- The Washington Times - Wednesday, December 16, 2009


The Federal Trade Commission on Wednesday sued Intel Corp., charging the company has illegally used its dominant market position for a decade “to stifle competition and strengthen its monopoly.”

The agency said its complaint against Intel — the world’s leading computer-chip manufacturer — alleges the company has waged a systematic campaign to shut out rivals’ microchips by cutting off their access to the marketplace.

As a result, Intel has deprived consumers of choice and innovation in the microchips that comprise computers’ central processing unit, or CPU, the agency said.

The chips are critical components that often are referred to as the “brains” of a computer.

Intel responded to the announcement of the case by saying the company has competed “fairly and lawfully” and that its actions have benefited consumers.

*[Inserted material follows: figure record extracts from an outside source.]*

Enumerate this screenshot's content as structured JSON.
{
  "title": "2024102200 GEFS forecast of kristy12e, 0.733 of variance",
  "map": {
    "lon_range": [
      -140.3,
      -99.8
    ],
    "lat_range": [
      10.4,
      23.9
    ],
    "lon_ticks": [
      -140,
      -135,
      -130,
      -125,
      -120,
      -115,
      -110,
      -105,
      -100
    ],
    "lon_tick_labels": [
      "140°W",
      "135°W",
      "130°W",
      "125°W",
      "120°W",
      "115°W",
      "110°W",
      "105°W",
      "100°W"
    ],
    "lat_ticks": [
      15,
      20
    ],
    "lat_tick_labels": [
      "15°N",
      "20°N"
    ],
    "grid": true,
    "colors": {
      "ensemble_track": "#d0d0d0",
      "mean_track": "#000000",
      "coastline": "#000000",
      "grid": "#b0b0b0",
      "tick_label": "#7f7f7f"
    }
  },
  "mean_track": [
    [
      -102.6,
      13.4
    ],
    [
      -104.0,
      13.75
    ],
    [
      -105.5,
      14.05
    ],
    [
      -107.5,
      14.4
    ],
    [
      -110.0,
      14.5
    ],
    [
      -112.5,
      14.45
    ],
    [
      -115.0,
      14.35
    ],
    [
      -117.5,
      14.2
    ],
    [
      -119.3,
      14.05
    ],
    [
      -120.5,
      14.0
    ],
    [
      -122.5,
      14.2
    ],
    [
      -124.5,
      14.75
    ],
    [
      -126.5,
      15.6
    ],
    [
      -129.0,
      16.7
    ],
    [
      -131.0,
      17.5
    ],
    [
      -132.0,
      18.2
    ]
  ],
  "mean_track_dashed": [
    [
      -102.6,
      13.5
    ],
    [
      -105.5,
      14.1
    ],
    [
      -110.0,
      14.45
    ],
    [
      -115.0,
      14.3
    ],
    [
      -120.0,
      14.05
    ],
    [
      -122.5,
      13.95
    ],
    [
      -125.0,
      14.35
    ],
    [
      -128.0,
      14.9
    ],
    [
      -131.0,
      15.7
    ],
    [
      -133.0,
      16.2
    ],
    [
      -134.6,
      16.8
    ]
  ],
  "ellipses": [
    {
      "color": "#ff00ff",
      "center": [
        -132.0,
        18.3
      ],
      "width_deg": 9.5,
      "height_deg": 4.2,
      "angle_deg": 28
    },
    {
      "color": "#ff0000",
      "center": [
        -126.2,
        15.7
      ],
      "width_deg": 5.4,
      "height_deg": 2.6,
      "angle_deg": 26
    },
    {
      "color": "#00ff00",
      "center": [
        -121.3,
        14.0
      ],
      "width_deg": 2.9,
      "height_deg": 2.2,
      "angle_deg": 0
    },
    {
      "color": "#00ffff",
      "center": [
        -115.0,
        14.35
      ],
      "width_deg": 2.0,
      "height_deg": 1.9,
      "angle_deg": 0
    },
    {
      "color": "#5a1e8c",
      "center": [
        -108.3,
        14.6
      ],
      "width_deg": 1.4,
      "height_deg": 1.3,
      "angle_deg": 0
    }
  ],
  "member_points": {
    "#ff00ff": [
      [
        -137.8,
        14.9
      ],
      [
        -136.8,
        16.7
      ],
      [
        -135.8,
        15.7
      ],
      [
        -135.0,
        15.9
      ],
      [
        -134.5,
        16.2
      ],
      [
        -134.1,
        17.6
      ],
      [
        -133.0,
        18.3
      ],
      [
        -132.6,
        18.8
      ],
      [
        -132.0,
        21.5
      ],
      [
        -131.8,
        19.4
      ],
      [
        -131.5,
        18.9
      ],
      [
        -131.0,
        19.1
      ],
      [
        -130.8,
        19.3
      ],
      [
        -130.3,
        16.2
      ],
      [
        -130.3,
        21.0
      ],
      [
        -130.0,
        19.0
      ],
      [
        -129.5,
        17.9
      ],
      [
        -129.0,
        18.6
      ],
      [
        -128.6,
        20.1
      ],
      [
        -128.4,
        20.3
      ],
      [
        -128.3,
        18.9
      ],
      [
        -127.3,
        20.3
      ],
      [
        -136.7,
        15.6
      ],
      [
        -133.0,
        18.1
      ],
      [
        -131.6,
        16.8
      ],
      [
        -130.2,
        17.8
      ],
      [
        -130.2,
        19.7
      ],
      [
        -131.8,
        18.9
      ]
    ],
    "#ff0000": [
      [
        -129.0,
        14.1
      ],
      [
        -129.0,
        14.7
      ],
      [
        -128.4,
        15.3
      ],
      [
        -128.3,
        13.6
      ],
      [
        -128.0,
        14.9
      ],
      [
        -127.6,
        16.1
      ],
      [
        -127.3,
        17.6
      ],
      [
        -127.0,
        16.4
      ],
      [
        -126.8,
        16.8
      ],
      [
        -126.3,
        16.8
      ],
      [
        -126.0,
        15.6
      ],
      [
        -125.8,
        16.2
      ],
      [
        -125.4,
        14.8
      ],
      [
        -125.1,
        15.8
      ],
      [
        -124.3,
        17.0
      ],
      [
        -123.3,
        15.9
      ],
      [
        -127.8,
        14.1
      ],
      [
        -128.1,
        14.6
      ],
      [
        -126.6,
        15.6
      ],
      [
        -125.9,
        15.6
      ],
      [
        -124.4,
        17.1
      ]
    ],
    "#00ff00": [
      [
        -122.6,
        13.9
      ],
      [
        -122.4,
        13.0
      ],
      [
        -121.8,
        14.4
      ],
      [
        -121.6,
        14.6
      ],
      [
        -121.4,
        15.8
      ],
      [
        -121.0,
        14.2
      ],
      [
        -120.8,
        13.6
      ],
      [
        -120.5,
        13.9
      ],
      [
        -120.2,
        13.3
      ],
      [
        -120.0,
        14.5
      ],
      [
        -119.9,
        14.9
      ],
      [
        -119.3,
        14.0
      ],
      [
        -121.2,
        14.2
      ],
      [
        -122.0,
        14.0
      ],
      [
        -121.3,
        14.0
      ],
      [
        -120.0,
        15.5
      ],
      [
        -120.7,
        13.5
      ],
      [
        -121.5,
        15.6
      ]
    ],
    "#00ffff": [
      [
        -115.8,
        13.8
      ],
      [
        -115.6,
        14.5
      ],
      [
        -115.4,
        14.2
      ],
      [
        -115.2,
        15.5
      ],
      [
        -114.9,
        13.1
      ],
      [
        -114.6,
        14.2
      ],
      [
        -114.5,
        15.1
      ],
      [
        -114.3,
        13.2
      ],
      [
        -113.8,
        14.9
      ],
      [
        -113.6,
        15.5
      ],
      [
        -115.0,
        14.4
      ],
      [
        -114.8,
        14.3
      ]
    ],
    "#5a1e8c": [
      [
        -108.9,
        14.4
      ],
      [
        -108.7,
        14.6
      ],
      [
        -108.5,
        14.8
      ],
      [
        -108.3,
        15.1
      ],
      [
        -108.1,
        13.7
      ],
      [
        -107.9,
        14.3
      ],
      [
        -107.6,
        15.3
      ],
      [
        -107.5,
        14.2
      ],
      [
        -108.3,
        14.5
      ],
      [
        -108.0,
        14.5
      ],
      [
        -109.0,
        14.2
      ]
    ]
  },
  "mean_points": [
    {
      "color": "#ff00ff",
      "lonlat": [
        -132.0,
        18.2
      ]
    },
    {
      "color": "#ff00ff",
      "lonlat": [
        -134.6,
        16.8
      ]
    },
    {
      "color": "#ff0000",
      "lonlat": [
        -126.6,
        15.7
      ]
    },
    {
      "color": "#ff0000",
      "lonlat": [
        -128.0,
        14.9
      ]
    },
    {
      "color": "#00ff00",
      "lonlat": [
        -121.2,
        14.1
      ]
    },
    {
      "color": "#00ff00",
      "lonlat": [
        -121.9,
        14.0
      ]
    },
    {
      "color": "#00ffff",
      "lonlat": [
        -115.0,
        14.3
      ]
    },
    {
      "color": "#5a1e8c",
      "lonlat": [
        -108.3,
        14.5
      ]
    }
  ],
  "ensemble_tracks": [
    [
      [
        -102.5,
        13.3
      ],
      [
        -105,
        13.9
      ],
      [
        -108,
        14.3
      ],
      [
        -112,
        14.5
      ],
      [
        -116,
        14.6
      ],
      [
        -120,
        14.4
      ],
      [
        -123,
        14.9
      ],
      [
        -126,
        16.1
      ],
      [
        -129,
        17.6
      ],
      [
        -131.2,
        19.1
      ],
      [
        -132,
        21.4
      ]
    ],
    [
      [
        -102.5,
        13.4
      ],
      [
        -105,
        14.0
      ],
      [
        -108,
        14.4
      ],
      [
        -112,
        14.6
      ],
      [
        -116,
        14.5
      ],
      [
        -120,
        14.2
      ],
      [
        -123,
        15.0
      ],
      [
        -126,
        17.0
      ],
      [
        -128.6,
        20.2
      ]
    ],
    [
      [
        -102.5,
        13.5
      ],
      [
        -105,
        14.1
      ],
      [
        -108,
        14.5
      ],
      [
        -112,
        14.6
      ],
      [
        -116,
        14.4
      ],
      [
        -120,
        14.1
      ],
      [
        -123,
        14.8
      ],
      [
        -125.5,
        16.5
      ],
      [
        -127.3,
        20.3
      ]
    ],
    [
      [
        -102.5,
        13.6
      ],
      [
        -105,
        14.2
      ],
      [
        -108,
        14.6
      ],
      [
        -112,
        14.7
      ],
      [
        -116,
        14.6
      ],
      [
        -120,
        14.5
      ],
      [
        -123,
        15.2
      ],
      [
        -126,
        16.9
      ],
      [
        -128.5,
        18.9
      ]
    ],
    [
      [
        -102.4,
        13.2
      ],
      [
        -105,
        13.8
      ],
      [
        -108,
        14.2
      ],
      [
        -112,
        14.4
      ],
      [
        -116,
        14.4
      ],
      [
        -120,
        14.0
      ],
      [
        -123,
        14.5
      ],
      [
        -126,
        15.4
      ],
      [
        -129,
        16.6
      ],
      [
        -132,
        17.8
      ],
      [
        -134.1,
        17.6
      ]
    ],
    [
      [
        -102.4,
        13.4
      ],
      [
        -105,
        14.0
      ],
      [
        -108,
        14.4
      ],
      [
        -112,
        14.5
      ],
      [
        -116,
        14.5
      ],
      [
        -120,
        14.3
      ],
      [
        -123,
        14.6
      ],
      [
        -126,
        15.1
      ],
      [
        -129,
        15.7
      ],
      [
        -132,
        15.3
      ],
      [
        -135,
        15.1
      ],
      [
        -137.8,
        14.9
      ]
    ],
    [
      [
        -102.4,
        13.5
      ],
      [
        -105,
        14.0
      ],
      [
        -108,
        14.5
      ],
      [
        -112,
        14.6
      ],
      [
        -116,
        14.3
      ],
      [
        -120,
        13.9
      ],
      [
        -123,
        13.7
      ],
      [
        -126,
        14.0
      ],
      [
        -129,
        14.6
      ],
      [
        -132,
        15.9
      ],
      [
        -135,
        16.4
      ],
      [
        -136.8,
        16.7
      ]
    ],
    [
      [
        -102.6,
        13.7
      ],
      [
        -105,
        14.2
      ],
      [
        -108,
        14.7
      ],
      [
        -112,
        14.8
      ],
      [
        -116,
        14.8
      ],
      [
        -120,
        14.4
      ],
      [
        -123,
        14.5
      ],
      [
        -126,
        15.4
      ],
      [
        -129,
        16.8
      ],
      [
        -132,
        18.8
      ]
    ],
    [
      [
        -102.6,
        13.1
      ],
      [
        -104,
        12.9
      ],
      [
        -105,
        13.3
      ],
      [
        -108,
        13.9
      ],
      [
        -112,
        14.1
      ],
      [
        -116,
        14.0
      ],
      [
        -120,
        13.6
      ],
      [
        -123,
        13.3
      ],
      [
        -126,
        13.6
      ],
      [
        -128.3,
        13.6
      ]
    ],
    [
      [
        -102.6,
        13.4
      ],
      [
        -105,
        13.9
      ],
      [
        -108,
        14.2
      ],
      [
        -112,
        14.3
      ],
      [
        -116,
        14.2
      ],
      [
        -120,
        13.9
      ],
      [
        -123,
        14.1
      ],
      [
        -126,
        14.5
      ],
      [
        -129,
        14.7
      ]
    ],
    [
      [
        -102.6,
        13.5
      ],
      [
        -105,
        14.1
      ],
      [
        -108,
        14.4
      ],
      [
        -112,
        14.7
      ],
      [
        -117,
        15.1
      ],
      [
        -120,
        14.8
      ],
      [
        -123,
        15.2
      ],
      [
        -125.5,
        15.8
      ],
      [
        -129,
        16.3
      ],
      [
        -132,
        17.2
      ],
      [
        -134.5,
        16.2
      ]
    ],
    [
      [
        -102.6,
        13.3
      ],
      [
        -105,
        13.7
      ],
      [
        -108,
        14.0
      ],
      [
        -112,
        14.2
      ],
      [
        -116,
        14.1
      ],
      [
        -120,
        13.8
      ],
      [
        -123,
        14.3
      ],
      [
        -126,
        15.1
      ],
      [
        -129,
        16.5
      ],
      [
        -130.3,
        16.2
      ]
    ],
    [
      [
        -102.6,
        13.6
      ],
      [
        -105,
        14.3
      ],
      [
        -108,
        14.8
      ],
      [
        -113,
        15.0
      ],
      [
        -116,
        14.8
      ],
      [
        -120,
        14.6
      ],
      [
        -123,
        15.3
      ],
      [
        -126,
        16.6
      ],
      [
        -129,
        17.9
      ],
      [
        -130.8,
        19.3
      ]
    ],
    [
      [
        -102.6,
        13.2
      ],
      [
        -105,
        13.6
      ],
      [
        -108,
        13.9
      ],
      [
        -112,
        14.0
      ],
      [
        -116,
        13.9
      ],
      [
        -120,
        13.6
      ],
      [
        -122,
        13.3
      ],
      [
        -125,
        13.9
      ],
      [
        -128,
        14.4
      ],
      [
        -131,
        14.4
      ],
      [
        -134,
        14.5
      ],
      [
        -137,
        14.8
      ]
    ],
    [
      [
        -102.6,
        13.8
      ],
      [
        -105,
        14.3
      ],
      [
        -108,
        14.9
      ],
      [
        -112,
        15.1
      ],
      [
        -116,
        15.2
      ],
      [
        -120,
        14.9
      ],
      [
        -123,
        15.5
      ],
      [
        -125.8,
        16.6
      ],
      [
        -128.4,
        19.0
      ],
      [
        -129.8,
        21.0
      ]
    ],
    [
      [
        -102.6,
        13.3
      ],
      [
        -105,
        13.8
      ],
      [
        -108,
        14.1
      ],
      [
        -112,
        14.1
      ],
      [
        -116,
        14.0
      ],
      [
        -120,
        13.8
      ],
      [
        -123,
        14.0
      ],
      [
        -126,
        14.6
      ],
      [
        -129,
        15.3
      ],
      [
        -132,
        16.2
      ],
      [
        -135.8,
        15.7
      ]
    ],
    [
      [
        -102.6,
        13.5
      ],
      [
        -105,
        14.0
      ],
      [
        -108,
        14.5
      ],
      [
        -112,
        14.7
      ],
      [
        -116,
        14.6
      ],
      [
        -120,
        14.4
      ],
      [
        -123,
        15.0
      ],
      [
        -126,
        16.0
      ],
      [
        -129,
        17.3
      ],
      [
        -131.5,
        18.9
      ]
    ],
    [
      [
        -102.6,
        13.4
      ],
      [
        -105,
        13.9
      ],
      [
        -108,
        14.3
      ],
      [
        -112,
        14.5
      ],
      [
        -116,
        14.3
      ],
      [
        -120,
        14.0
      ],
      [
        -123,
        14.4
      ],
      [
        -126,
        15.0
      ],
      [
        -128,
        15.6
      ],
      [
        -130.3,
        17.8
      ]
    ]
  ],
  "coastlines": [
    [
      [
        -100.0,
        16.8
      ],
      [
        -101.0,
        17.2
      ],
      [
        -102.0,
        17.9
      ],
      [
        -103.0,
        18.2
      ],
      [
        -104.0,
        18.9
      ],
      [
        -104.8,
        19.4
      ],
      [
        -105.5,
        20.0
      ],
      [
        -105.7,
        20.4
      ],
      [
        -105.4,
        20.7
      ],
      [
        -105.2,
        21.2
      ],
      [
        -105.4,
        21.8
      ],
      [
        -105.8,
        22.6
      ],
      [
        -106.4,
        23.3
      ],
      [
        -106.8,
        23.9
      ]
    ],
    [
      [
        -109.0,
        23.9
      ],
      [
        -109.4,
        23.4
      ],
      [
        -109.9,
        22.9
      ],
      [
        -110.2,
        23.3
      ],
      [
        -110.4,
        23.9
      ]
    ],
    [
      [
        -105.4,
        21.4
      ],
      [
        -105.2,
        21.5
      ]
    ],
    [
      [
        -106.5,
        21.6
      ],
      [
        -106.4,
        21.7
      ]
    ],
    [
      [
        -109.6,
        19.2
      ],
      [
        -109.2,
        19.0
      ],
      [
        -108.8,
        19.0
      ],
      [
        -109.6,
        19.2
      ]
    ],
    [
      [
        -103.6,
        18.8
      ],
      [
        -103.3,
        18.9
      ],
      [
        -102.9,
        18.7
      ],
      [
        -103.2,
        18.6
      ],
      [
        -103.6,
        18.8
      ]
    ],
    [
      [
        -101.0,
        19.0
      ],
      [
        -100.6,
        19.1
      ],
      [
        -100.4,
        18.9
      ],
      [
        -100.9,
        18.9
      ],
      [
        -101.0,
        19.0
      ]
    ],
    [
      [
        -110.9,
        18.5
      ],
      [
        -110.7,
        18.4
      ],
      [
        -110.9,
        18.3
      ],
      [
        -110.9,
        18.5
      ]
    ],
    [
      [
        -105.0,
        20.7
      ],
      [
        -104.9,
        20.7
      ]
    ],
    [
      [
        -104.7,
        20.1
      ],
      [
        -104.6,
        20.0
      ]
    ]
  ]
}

“The highly competitive microprocessor industry, of which Intel is a key part, has kept innovation robust and prices declining at a faster rate than any other industry,” the company said in a press release. “The FTC’s case is misguided. It is based largely on claims that the FTC added at the last minute and has not investigated. In addition, it is explicitly not based on existing law but is instead intended to make new rules for regulating business conduct. These new rules would harm consumers by reducing innovation and raising prices.”

The case will appear before an FTC administrative law judge, not in federal court, said Richard A. Feinstein, director of the agency’s Bureau of Competition.

Mr. Feinstein said Intel will not have to pay a financial punishment if it loses the case and the findings cannot be used as a basis for civil litigation.

He said the agency chose an administrative judge so the case could be concluded swiftly. Mr. Feinstein said he expects the case to begin in September and be concluded by the end of 2010. The case also will go before the agency when the administrative judge concludes the case. The investigation started in May 2008.

Mr. Feinstein said the case extends beyond CPUs to include Intel’s exclusionary practices regarding graphics.

According to the FTC complaint, Intel’s anti-competitive tactics were designed to “put the brakes” on superior competitive products that threatened its monopoly in the CPU microchip market.

“Over the last decade, this strategy has succeeded in maintaining the Intel monopoly at the expense of consumers, who have been denied access to potentially superior, non-Intel CPU chips and lower prices,” the agency said.

Mr. Feinstein said: “Intel has engaged in a deliberate campaign to hamstring competitive threats to its monopoly. It’s been running roughshod over the principles of fair play and the laws protecting competition on the merits. The commissions action today seeks to remedy the damage that Intel has done to competition, innovation and, ultimately, the American consumer.”

Doug Melamed, Intel senior vice president and general counsel, said the case “could have and should have” been settled.

He also said settlement talks stalled when the FTC insisted on unprecedented remedies, including the restrictions on lawful price competition and enforcement of intellectual property rights set forth in the complaint.

Mr. Melamed said such remedies would have made it “impossible for Intel to conduct business.”

“The FTC’s rush to file this case will cost taxpayers tens of millions of dollars to litigate issues that the FTC has not fully investigated,” he said. “It is the normal practice of antitrust enforcement agencies to investigate the facts before filing suit. The commission did not do that in this case.”